Basic earnings per share are based on the weighted-average number of shares of
common stock outstanding, which were 2,336,364 at February 28, 1999 and
1,450,884 at February 28, 1998. Diluted earnings per share are based on the
weighted-average number of shares of common stock adjusted for the effects of
assumed exercise of options and warrants under the treasury stock method, which
were as follows: 2,544,282 at February 28, 1999 and 2,132,904 at February 28,
1998. Options to purchase 437,550 shares of common stock were outstanding at
February 28, 1999 but were not included in the computation of diluted earnings
per share because the exercise price of the options was greater than the average
market price of the common stock for the respective period.

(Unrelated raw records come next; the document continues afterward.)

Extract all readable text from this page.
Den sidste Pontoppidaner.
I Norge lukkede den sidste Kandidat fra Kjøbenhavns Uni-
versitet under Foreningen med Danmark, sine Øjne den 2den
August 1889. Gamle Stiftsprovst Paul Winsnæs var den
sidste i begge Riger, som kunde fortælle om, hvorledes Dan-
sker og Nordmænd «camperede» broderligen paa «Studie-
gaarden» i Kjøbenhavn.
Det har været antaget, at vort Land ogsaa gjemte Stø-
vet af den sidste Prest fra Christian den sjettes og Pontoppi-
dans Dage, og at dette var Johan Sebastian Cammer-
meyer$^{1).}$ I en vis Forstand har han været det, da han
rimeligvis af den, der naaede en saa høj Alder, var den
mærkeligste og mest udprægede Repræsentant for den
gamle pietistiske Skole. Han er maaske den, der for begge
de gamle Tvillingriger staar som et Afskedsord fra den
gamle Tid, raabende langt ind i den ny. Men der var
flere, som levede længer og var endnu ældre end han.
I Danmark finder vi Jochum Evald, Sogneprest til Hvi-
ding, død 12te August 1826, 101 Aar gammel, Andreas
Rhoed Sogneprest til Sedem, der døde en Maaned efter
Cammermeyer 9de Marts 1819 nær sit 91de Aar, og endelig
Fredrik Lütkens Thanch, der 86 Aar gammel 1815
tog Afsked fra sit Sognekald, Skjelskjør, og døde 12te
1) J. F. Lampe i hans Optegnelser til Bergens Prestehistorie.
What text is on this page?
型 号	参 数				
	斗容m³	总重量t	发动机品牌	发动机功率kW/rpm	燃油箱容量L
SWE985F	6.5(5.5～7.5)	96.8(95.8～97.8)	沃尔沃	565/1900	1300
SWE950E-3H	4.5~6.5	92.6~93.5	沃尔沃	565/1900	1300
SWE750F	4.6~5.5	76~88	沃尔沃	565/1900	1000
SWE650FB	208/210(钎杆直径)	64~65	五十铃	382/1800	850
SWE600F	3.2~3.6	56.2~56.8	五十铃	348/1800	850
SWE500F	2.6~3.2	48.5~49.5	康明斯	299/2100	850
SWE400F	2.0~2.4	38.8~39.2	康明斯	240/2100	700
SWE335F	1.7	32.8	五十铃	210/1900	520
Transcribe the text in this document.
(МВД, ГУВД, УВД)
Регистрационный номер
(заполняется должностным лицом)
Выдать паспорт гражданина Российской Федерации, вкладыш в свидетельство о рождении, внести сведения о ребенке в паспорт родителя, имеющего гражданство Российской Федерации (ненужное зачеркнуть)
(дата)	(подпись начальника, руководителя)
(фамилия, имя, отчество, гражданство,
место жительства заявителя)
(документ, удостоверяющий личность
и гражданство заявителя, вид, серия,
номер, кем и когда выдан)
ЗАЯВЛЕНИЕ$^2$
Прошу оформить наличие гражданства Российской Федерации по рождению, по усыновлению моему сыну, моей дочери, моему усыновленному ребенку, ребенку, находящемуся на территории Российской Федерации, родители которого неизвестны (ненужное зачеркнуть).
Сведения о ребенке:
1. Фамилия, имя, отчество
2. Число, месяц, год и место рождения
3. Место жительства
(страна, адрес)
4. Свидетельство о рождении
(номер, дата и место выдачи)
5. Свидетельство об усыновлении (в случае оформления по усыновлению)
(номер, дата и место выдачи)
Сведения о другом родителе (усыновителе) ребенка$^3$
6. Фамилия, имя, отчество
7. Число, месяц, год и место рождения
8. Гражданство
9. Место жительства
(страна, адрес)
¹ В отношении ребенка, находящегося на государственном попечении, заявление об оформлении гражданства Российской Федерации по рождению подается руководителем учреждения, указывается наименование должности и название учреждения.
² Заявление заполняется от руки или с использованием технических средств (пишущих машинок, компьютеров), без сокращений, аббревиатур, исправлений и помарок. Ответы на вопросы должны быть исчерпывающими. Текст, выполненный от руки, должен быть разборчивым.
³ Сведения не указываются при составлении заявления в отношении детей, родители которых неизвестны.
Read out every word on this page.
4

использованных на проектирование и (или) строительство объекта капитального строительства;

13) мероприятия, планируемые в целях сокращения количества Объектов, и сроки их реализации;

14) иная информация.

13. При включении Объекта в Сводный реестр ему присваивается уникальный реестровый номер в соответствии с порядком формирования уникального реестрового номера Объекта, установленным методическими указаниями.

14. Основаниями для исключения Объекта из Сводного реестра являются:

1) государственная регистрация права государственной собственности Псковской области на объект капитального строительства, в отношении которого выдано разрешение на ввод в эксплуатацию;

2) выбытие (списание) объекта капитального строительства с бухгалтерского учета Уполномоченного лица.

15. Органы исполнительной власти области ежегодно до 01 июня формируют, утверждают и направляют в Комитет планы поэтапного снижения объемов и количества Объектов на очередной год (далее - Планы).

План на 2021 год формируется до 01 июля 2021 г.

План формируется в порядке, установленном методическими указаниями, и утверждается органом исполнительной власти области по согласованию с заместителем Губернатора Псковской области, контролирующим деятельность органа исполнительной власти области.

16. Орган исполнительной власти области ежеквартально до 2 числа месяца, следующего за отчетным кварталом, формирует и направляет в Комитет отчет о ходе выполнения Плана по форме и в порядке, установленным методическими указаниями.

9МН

4. SALE/LEASEBACK TRANSACTION
In January, 1999, the Company consummated a Sale/Leaseback of certain fixed
assets (principally computer hardware, software and equipment). The fixed
assets, which had a net book value of approximately $830,000, were sold for
$1,100,000. The resulting gain of approximately $270,000 was recorded as
deferred income and is being recognized over the life of the lease, which is
thirty-six (36) months. Approximately $7,500 of deferred gain was recognized for
the three months ended February 28, 1999. An unaffiliated third party purchased
the residual rights in such lease.
5. STOCKHOLDERS' EQUITY
In October, 1996, the Company commenced a private offering, on a "best efforts
- -all or none" basis, to raise $1,500,000 by issuing an aggregate of 300,000
shares of Common Stock and five year warrants for the purchase of 150,000 shares
of Common Stock, at an exercise price of $7.00 per share. In February 1997, the
Company completed such private offering. The net proceeds received in connection
with the sale of 300,000 shares of its common stock were $1,256,415 after
payment of expenses related to the offering. Contemporaneously with the
execution and delivery by the Company of the letter of intent with regard to
such private offering, certain assignees of the placement agent acquired 100,000
shares of the Company's Common Stock at a purchase price of $3.00 per share; the
net proceeds from the sale of such 100,000 shares were $260,076.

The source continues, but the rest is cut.